Erica is a self-described “seafloor detective,” using cutting-edge echolocation technology to find underwater volcanoes and learn more about what influences act as catalysts for these massive underwater eruptions.
The Ship Was Equipped with the Best Surveillance Equipment
The NIWA research vessel uses some of the best state-of-the-art surveillance equipment and technology available.
With it, Erica wanted to procure rock samples and mud sediment from the seafloor and operate the multibeam echosounder to map the seafloor using acoustic pulses. She likened the technology to dolphin echolocation, allowing them to build geometry and space based on readings.
Before the Eruption, the Island Wasn’t Much
The volcanic cone of Hunga-Tonga was around 328 feet tall, sitting on a tiny island deep in the Pacific.
Before the massive eruption, the island didn’t give scientists much to look at. However, beneath the water’s surface, the volcano stretched over two kilometers deep and 20 kilometers wide, painting a much larger portrait of discovery possibilities.

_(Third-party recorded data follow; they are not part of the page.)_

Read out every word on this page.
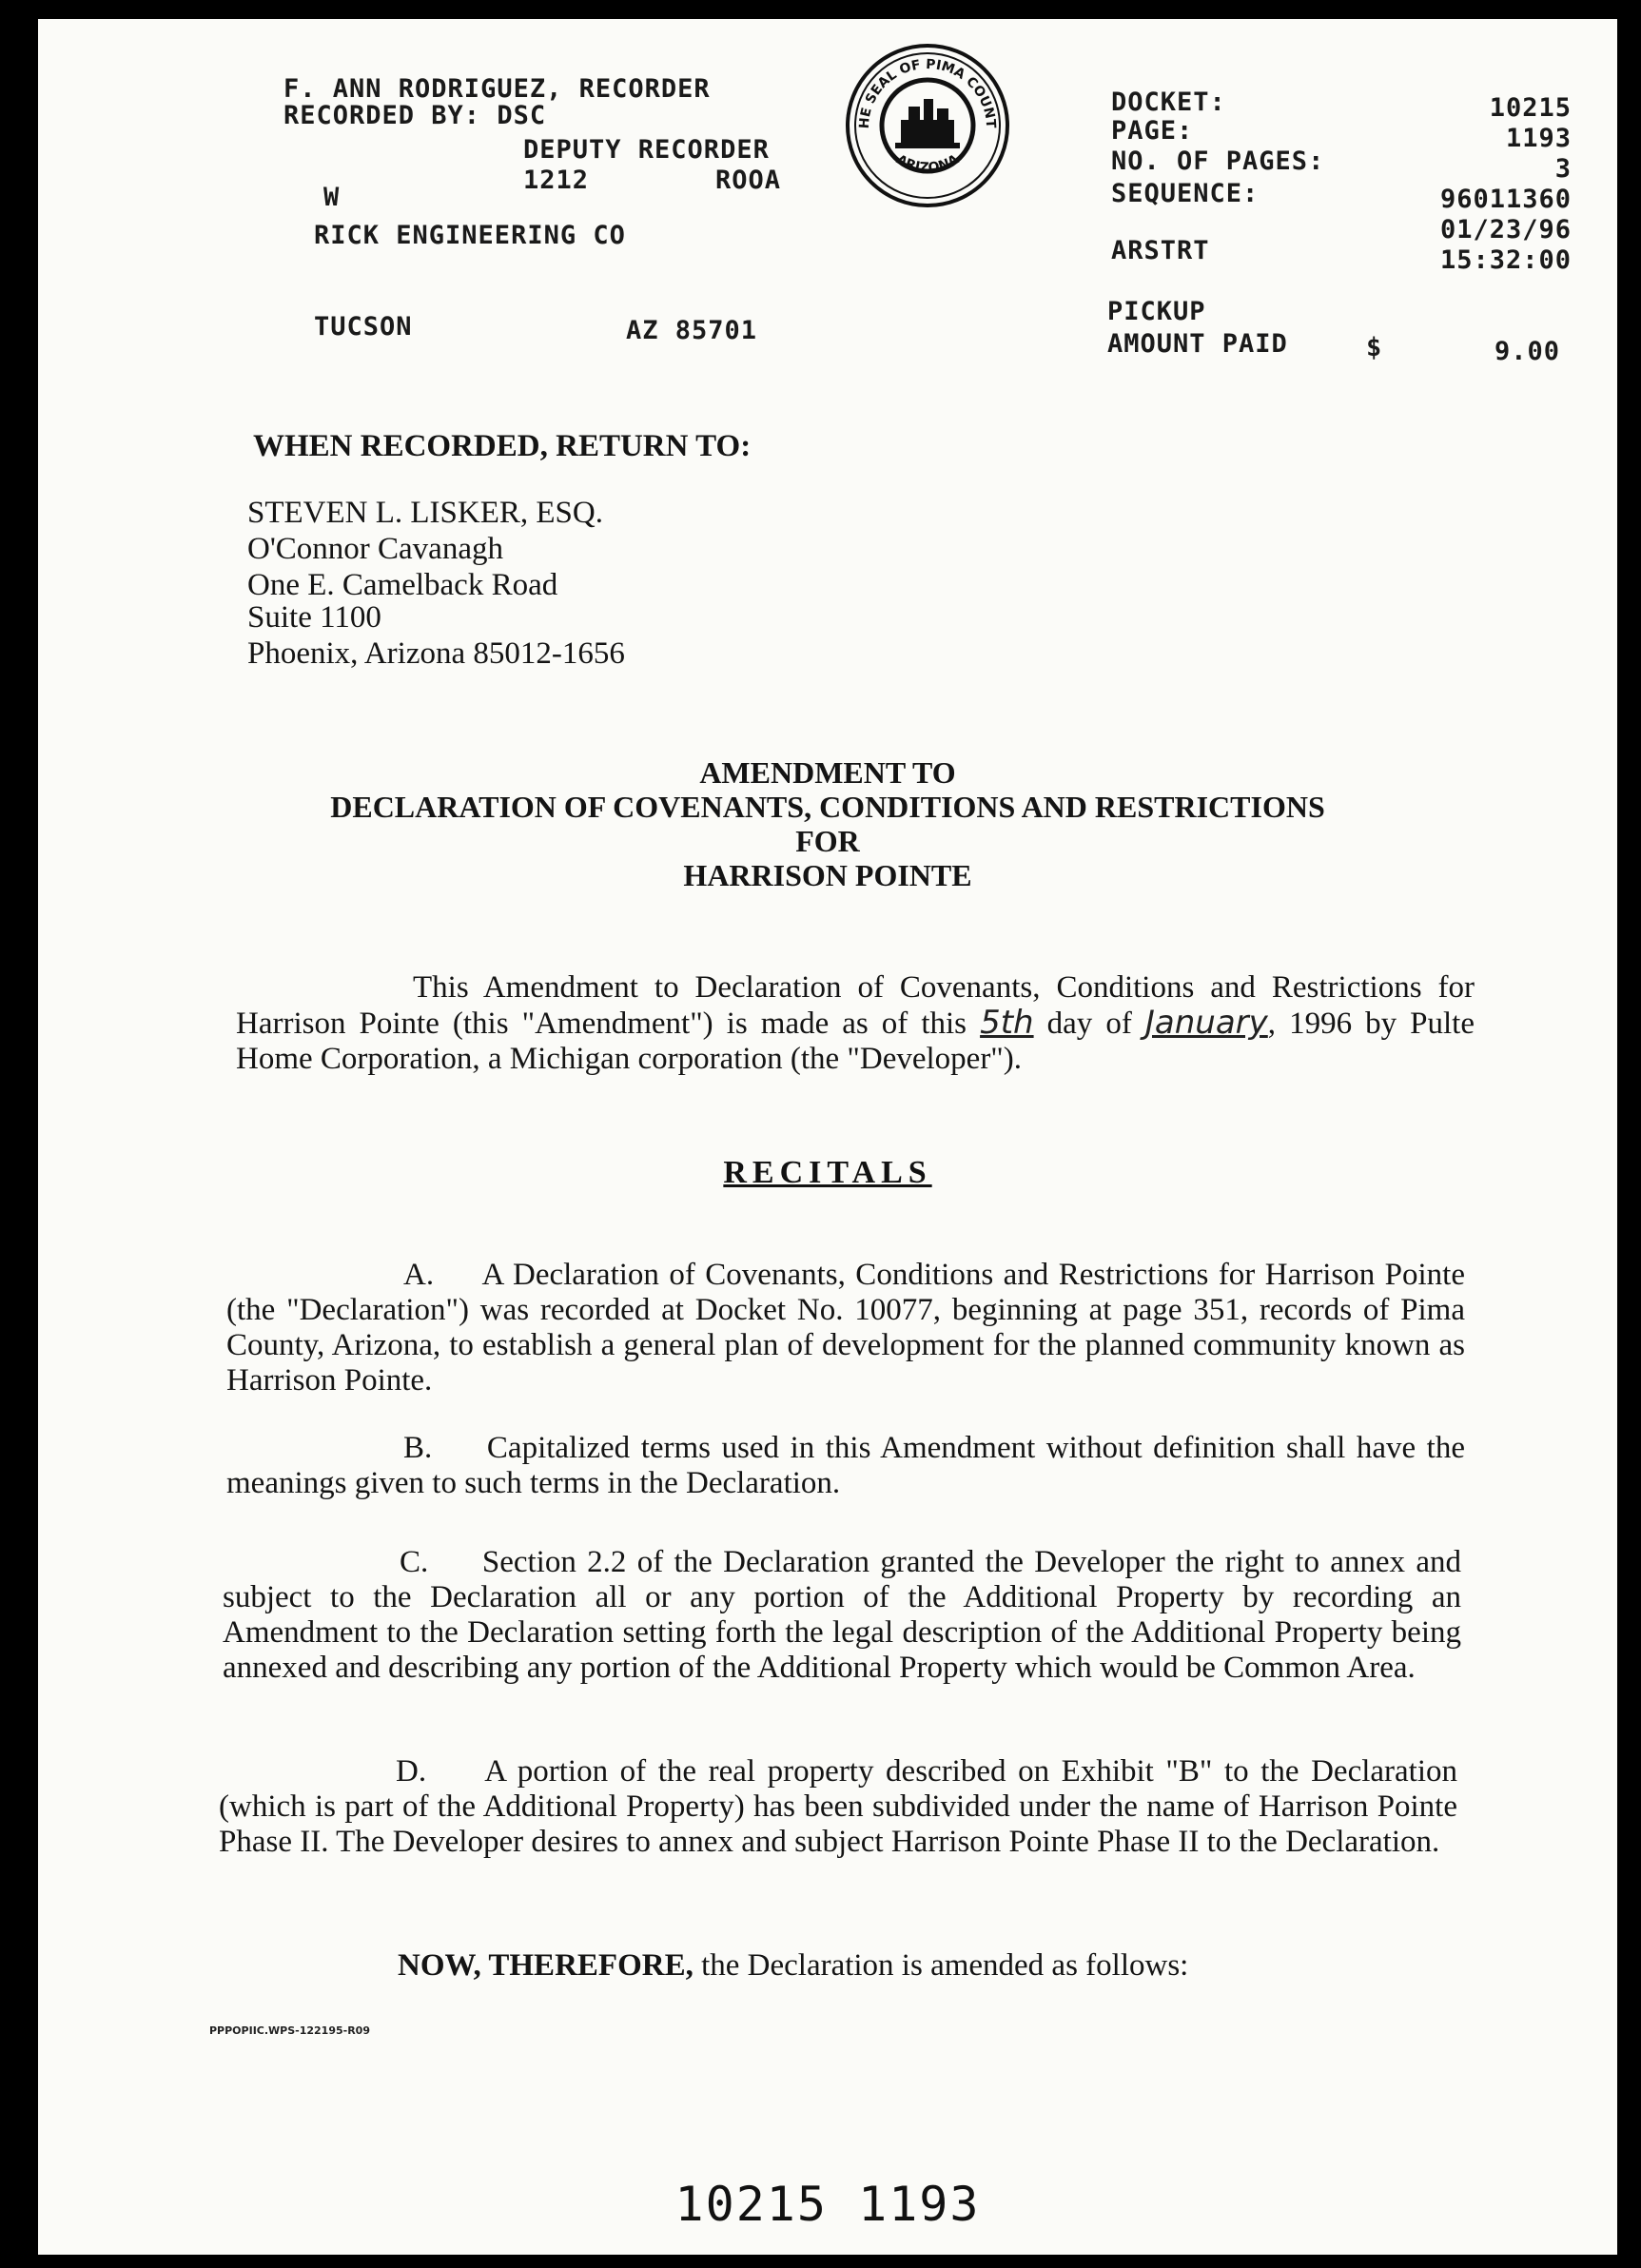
F. ANN RODRIGUEZ, RECORDER
RECORDED BY: DSC
DEPUTY RECORDER
1212	ROOA
W
RICK ENGINEERING CO
TUCSON	AZ 85701
HE SEAL OF PIMA COUNT
ARIZONA
DOCKET:	10215
PAGE:	1193
NO. OF PAGES:	3
SEQUENCE:	96011360
01/23/96
ARSTRT	15:32:00
PICKUP
AMOUNT PAID	$	9.00
WHEN RECORDED, RETURN TO:
STEVEN L. LISKER, ESQ.
O'Connor Cavanagh
One E. Camelback Road
Suite 1100
Phoenix, Arizona 85012-1656
AMENDMENT TO
DECLARATION OF COVENANTS, CONDITIONS AND RESTRICTIONS
FOR
HARRISON POINTE
This Amendment to Declaration of Covenants, Conditions and Restrictions for Harrison Pointe (this "Amendment") is made as of this 5th day of January, 1996 by Pulte Home Corporation, a Michigan corporation (the "Developer").
RECITALS
A. A Declaration of Covenants, Conditions and Restrictions for Harrison Pointe (the "Declaration") was recorded at Docket No. 10077, beginning at page 351, records of Pima County, Arizona, to establish a general plan of development for the planned community known as Harrison Pointe.
B. Capitalized terms used in this Amendment without definition shall have the meanings given to such terms in the Declaration.
C. Section 2.2 of the Declaration granted the Developer the right to annex and subject to the Declaration all or any portion of the Additional Property by recording an Amendment to the Declaration setting forth the legal description of the Additional Property being annexed and describing any portion of the Additional Property which would be Common Area.
D. A portion of the real property described on Exhibit "B" to the Declaration (which is part of the Additional Property) has been subdivided under the name of Harrison Pointe Phase II. The Developer desires to annex and subject Harrison Pointe Phase II to the Declaration.
NOW, THEREFORE, the Declaration is amended as follows:
PPPOPIIC.WPS-122195-R09
10215 1193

The Findings Were Quite Explosive
Erica said the findings were a bit of a shock to the team. They had originally thought a massive eruption like this would have left a fair amount of volcanic debris along the seafloor.

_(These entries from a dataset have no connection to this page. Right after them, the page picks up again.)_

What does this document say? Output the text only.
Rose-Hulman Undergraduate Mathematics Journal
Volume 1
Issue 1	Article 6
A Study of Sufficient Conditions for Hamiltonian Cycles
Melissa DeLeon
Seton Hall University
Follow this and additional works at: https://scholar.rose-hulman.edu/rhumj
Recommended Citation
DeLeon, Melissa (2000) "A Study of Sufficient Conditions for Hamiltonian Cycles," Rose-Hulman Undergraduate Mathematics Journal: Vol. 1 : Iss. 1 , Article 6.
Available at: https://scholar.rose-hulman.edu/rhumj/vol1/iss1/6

However, a decent portion of the volcanic material was shot straight up into the stratosphere, leaving the volcano looking much like it did before the eruption.
They Realized Steam Was In Part to Blame for the Size of the Eruption
The discrepancy between the seafloor debris and the size of the collapse gave the hint of a reason for the size of the explosion.
The volcano’s hot magma was mixed with the cold ocean water, creating steam. Compared to water, steams take up about a thousand times more volume. This gave the team a clue as to why the volcano was so incredibly eruptive.
The Mechanisms for the Blast Were Many
Emily Lane, a NIWA hydrodynamic scientist, noted the multiple mechanisms that caused the catastrophic blast.
Localized waves were a result of the initial blast, though air pressure changes created a meteotsunami that traveled faster than the speed of sound. This pressure wave likely traveled across the globe anywhere from three to four times over.
The NIWA Had a Tsunami Warning In Place
The NIWA put sensors around the seafloor throughout the surrounding New Zealand and South Pacific regions to monitor tides, currents, and sea levels. The plan was to report anomalies.
Now, with the new data gathered from the Tonga region, the team can better refine their sensor technology.
The Event Had a Significant Scientific Impact
Such a unique event came with unique knowledge, so Emily Lane and her team now say they have a better understanding of how volcanic tsunamis form.
She also noted that this was the first time she measured the data from an event using modern instrumentation.
Now, a Much Larger Project Is Underway
The seafloor map not only gave researchers better insight into the reason behind the massive Tonga eruption but for a much larger project for the future.
A new global initiative from the Nippon Foundation, Seabed 2030, aims to use these findings to map the entirety of the ocean floor.
This New Map Will Provide Us With Important Information
Erica Spain hopes this new map will provide scientists with insightful information on vulnerable underwater environments.
They can also help in the recovery of the surrounding marine ecosystem.
For Nations Like Tonga, This Kind of Understanding Is Essential
Tonga, a place where more than 80% of the population utilizes subsistence fishing, has a greater understanding of how eruptions can impact aquatic life is necessary.
Erica Spain says that by mapping, observing, and understanding our ocean, we can better understand how we impact it.